Andrea Palášti (b. 1984, Novi Sad) works across artistic, curatorial, and pedagogical boundaries, exploring different positions to create spaces of learning. She is engaged in diverse informal collaborative practices, acting as a more-than-human fitness trainer, an ignorant art(ist) teacher, an unlicensed press photographer, a noted expert on Dalmatian pyrethrum, and a passionate archive researcher. Since 2014, she has also embraced the role of an accidental curator of parental gestures, engaging in an ongoing artistic dialogue with her mother, Márta (b. 1955, Novi Sad) and her father Ivica (b. 1953, Vinkovci). They use photography as a way to practice closeness within the family.

Márta's Flowers

2023 — ongoing

52x fine art prints, mounted on kappa, 9,8 x 17,7cm

The scene depicted in “Márta's Flowers” is always the same: various flowers and plants alternate on the table in ever-changing containers on a tablecloth, with her father on the sofa in the background. For more than two years, Márta has been sending her daughter Andrea pictures of her flowers. A gesture, an update on her own well-being. Due to the physical separation of the two from each other, the pictures develop into much more than just small tokens of affection. As we look at the pictures, we begin to see through the beauty of the flowers.
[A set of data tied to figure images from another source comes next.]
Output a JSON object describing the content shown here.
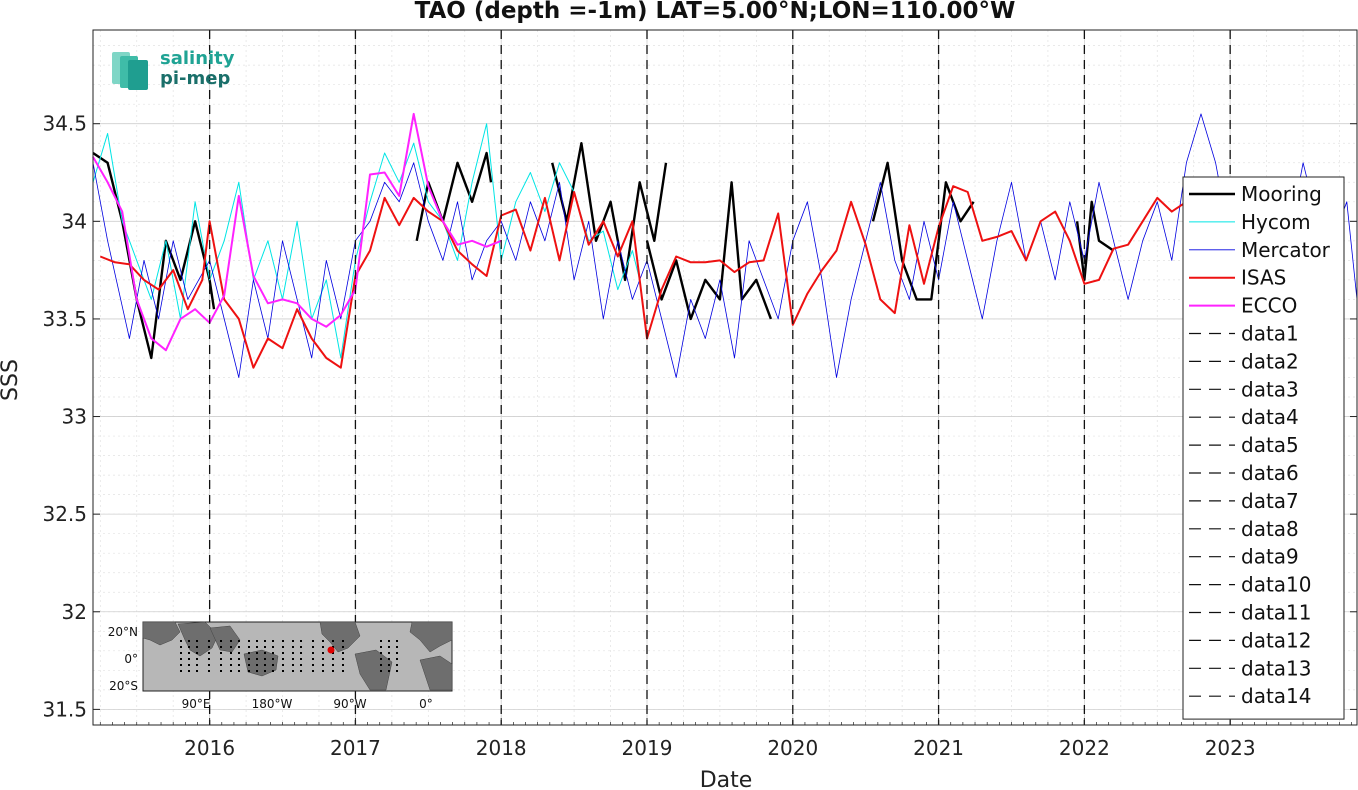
{
  "chart_data": {
    "type": "line",
    "title": "TAO (depth =-1m) LAT=5.00°N;LON=110.00°W",
    "xlabel": "Date",
    "ylabel": "SSS",
    "xlim": [
      2015.2,
      2023.87
    ],
    "ylim": [
      31.42,
      34.98
    ],
    "xticks": [
      2016,
      2017,
      2018,
      2019,
      2020,
      2021,
      2022,
      2023
    ],
    "xtick_labels": [
      "2016",
      "2017",
      "2018",
      "2019",
      "2020",
      "2021",
      "2022",
      "2023"
    ],
    "yticks": [
      31.5,
      32,
      32.5,
      33,
      33.5,
      34,
      34.5
    ],
    "ytick_labels": [
      "31.5",
      "32",
      "32.5",
      "33",
      "33.5",
      "34",
      "34.5"
    ],
    "grid": true,
    "legend_position": "right",
    "vertical_dashed_lines_x": [
      2016,
      2017,
      2018,
      2019,
      2020,
      2021,
      2022,
      2023
    ],
    "series": [
      {
        "name": "Mooring",
        "color": "#000000",
        "width": 2.4,
        "segments": [
          {
            "x": [
              2015.2,
              2015.3,
              2015.4,
              2015.5,
              2015.6,
              2015.7,
              2015.8,
              2015.9,
              2016.0,
              2016.03
            ],
            "y": [
              34.35,
              34.3,
              34.0,
              33.6,
              33.3,
              33.9,
              33.7,
              34.0,
              33.7,
              33.55
            ]
          },
          {
            "x": [
              2017.42,
              2017.5,
              2017.6,
              2017.7,
              2017.8,
              2017.9,
              2017.93
            ],
            "y": [
              33.9,
              34.2,
              34.0,
              34.3,
              34.1,
              34.35,
              34.2
            ]
          },
          {
            "x": [
              2018.35,
              2018.45,
              2018.55,
              2018.65,
              2018.75,
              2018.85,
              2018.95,
              2019.05,
              2019.13
            ],
            "y": [
              34.3,
              34.0,
              34.4,
              33.9,
              34.1,
              33.7,
              34.2,
              33.9,
              34.3
            ]
          },
          {
            "x": [
              2019.0,
              2019.1,
              2019.2,
              2019.3,
              2019.4,
              2019.5,
              2019.58,
              2019.65,
              2019.75,
              2019.85
            ],
            "y": [
              33.9,
              33.6,
              33.8,
              33.5,
              33.7,
              33.6,
              34.2,
              33.6,
              33.7,
              33.5
            ]
          },
          {
            "x": [
              2020.55,
              2020.65,
              2020.75,
              2020.85,
              2020.95,
              2021.05,
              2021.15,
              2021.24
            ],
            "y": [
              34.0,
              34.3,
              33.8,
              33.6,
              33.6,
              34.2,
              34.0,
              34.1
            ]
          },
          {
            "x": [
              2021.95,
              2022.0,
              2022.05,
              2022.1,
              2022.2
            ],
            "y": [
              34.0,
              33.7,
              34.1,
              33.9,
              33.85
            ]
          }
        ]
      },
      {
        "name": "Hycom",
        "color": "#00e5e5",
        "width": 1.0,
        "segments": [
          {
            "x": [
              2015.2,
              2015.3,
              2015.4,
              2015.5,
              2015.6,
              2015.7,
              2015.8,
              2015.9,
              2016.0,
              2016.1,
              2016.2,
              2016.3,
              2016.4,
              2016.5,
              2016.6,
              2016.7,
              2016.8,
              2016.9,
              2017.0,
              2017.1,
              2017.2,
              2017.3,
              2017.4,
              2017.5,
              2017.6,
              2017.7,
              2017.8,
              2017.9,
              2018.0,
              2018.1,
              2018.2,
              2018.3,
              2018.4,
              2018.5,
              2018.6,
              2018.7,
              2018.8,
              2018.9,
              2018.95
            ],
            "y": [
              34.2,
              34.45,
              34.0,
              33.8,
              33.6,
              33.9,
              33.5,
              34.1,
              33.7,
              33.9,
              34.2,
              33.7,
              33.9,
              33.6,
              34.0,
              33.5,
              33.7,
              33.3,
              33.8,
              34.1,
              34.35,
              34.2,
              34.4,
              34.1,
              34.0,
              33.8,
              34.2,
              34.5,
              33.8,
              34.1,
              34.25,
              34.05,
              34.3,
              34.15,
              33.9,
              33.95,
              33.65,
              33.85,
              33.7
            ]
          }
        ]
      },
      {
        "name": "Mercator",
        "color": "#0000e0",
        "width": 0.8,
        "segments": [
          {
            "x": [
              2015.2,
              2015.3,
              2015.45,
              2015.55,
              2015.65,
              2015.75,
              2015.85,
              2016.0,
              2016.1,
              2016.2,
              2016.3,
              2016.4,
              2016.5,
              2016.6,
              2016.7,
              2016.8,
              2016.9,
              2017.0,
              2017.1,
              2017.2,
              2017.3,
              2017.4,
              2017.5,
              2017.6,
              2017.7,
              2017.8,
              2017.9,
              2018.0,
              2018.1,
              2018.2,
              2018.3,
              2018.4,
              2018.5,
              2018.6,
              2018.7,
              2018.8,
              2018.9,
              2019.0,
              2019.1,
              2019.2,
              2019.3,
              2019.4,
              2019.5,
              2019.6,
              2019.7,
              2019.8,
              2019.9,
              2020.0,
              2020.1,
              2020.2,
              2020.3,
              2020.4,
              2020.5,
              2020.6,
              2020.7,
              2020.8,
              2020.9,
              2021.0,
              2021.1,
              2021.2,
              2021.3,
              2021.4,
              2021.5,
              2021.6,
              2021.7,
              2021.8,
              2021.9,
              2022.0,
              2022.1,
              2022.2,
              2022.3,
              2022.4,
              2022.5,
              2022.6,
              2022.7,
              2022.8,
              2022.9,
              2023.0,
              2023.1,
              2023.2,
              2023.3,
              2023.4,
              2023.5,
              2023.6,
              2023.7,
              2023.8,
              2023.87
            ],
            "y": [
              34.3,
              33.9,
              33.4,
              33.8,
              33.5,
              33.9,
              33.6,
              33.8,
              33.5,
              33.2,
              33.7,
              33.4,
              33.9,
              33.6,
              33.3,
              33.8,
              33.5,
              33.9,
              34.0,
              34.2,
              34.1,
              34.3,
              34.0,
              33.8,
              34.1,
              33.7,
              33.9,
              34.0,
              33.8,
              34.1,
              33.9,
              34.2,
              33.7,
              34.0,
              33.5,
              33.9,
              33.6,
              33.8,
              33.5,
              33.2,
              33.6,
              33.4,
              33.7,
              33.3,
              33.9,
              33.7,
              33.5,
              33.9,
              34.1,
              33.7,
              33.2,
              33.6,
              33.9,
              34.2,
              33.8,
              33.6,
              34.0,
              33.7,
              34.1,
              33.8,
              33.5,
              33.9,
              34.2,
              33.8,
              34.0,
              33.7,
              34.1,
              33.8,
              34.2,
              33.9,
              33.6,
              33.9,
              34.1,
              33.8,
              34.3,
              34.55,
              34.3,
              33.9,
              34.1,
              33.8,
              34.2,
              33.9,
              34.3,
              34.0,
              33.9,
              34.1,
              33.6
            ]
          }
        ]
      },
      {
        "name": "ISAS",
        "color": "#ee1111",
        "width": 2.0,
        "segments": [
          {
            "x": [
              2015.25,
              2015.35,
              2015.45,
              2015.55,
              2015.65,
              2015.75,
              2015.85,
              2015.95,
              2016.0,
              2016.1,
              2016.2,
              2016.3,
              2016.4,
              2016.5,
              2016.6,
              2016.7,
              2016.8,
              2016.9,
              2017.0,
              2017.1,
              2017.2,
              2017.3,
              2017.4,
              2017.5,
              2017.6,
              2017.7,
              2017.8,
              2017.9,
              2018.0,
              2018.1,
              2018.2,
              2018.3,
              2018.4,
              2018.5,
              2018.6,
              2018.7,
              2018.8,
              2018.9,
              2019.0,
              2019.1,
              2019.2,
              2019.3,
              2019.4,
              2019.5,
              2019.6,
              2019.7,
              2019.8,
              2019.9,
              2020.0,
              2020.1,
              2020.2,
              2020.3,
              2020.4,
              2020.5,
              2020.6,
              2020.7,
              2020.8,
              2020.9,
              2021.0,
              2021.1,
              2021.2,
              2021.3,
              2021.4,
              2021.5,
              2021.6,
              2021.7,
              2021.8,
              2021.9,
              2022.0,
              2022.1,
              2022.2,
              2022.3,
              2022.4,
              2022.5,
              2022.6,
              2022.7,
              2022.8,
              2022.9
            ],
            "y": [
              33.82,
              33.79,
              33.78,
              33.7,
              33.65,
              33.75,
              33.55,
              33.7,
              34.0,
              33.6,
              33.5,
              33.25,
              33.4,
              33.35,
              33.55,
              33.4,
              33.3,
              33.25,
              33.72,
              33.85,
              34.12,
              33.98,
              34.12,
              34.05,
              34.0,
              33.85,
              33.78,
              33.72,
              34.03,
              34.06,
              33.85,
              34.12,
              33.8,
              34.15,
              33.88,
              34.0,
              33.82,
              34.0,
              33.4,
              33.65,
              33.82,
              33.79,
              33.79,
              33.8,
              33.74,
              33.79,
              33.8,
              34.04,
              33.47,
              33.63,
              33.75,
              33.85,
              34.1,
              33.88,
              33.6,
              33.53,
              33.98,
              33.68,
              33.97,
              34.18,
              34.15,
              33.9,
              33.92,
              33.95,
              33.8,
              34.0,
              34.05,
              33.9,
              33.68,
              33.7,
              33.86,
              33.88,
              34.0,
              34.12,
              34.05,
              34.1,
              33.95,
              34.0
            ]
          }
        ]
      },
      {
        "name": "ECCO",
        "color": "#ff22ff",
        "width": 2.0,
        "segments": [
          {
            "x": [
              2015.2,
              2015.3,
              2015.4,
              2015.5,
              2015.6,
              2015.7,
              2015.8,
              2015.9,
              2016.0,
              2016.1,
              2016.2,
              2016.3,
              2016.4,
              2016.5,
              2016.6,
              2016.7,
              2016.8,
              2016.9,
              2017.0,
              2017.1,
              2017.2,
              2017.3,
              2017.4,
              2017.5,
              2017.6,
              2017.7,
              2017.8,
              2017.9,
              2018.0
            ],
            "y": [
              34.33,
              34.2,
              34.05,
              33.6,
              33.4,
              33.34,
              33.5,
              33.55,
              33.48,
              33.62,
              34.13,
              33.72,
              33.58,
              33.6,
              33.58,
              33.5,
              33.46,
              33.52,
              33.65,
              34.24,
              34.25,
              34.13,
              34.55,
              34.18,
              34.0,
              33.88,
              33.9,
              33.87,
              33.9
            ]
          }
        ]
      }
    ],
    "legend": [
      "Mooring",
      "Hycom",
      "Mercator",
      "ISAS",
      "ECCO",
      "data1",
      "data2",
      "data3",
      "data4",
      "data5",
      "data6",
      "data7",
      "data8",
      "data9",
      "data10",
      "data11",
      "data12",
      "data13",
      "data14"
    ],
    "logo": {
      "line1": "salinity",
      "line2": "pi-mep"
    },
    "inset_map": {
      "ylabels": [
        "20°N",
        "0°",
        "20°S"
      ],
      "xlabels": [
        "90°E",
        "180°W",
        "90°W",
        "0°"
      ]
    }
  }
}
We direct our gaze to the people, the passive figure in the background of the photograph, her father. Andrea notices the gap between her and her father when her gaze is actually drawn to the beauty of the flowers. She writes: "These photographs show much more than just the surface of everyday life. They speak of the unspoken realities of a generation that suffered the Yugoslav wars, displacement and personal loss. My father bears not only the burden of having lost his friends and his job during the war, but also the emotional consequences of a broken world that remains rooted in the ongoing instability of post-war Serbia. And all of this is wrapped up in a bouquet of flowers."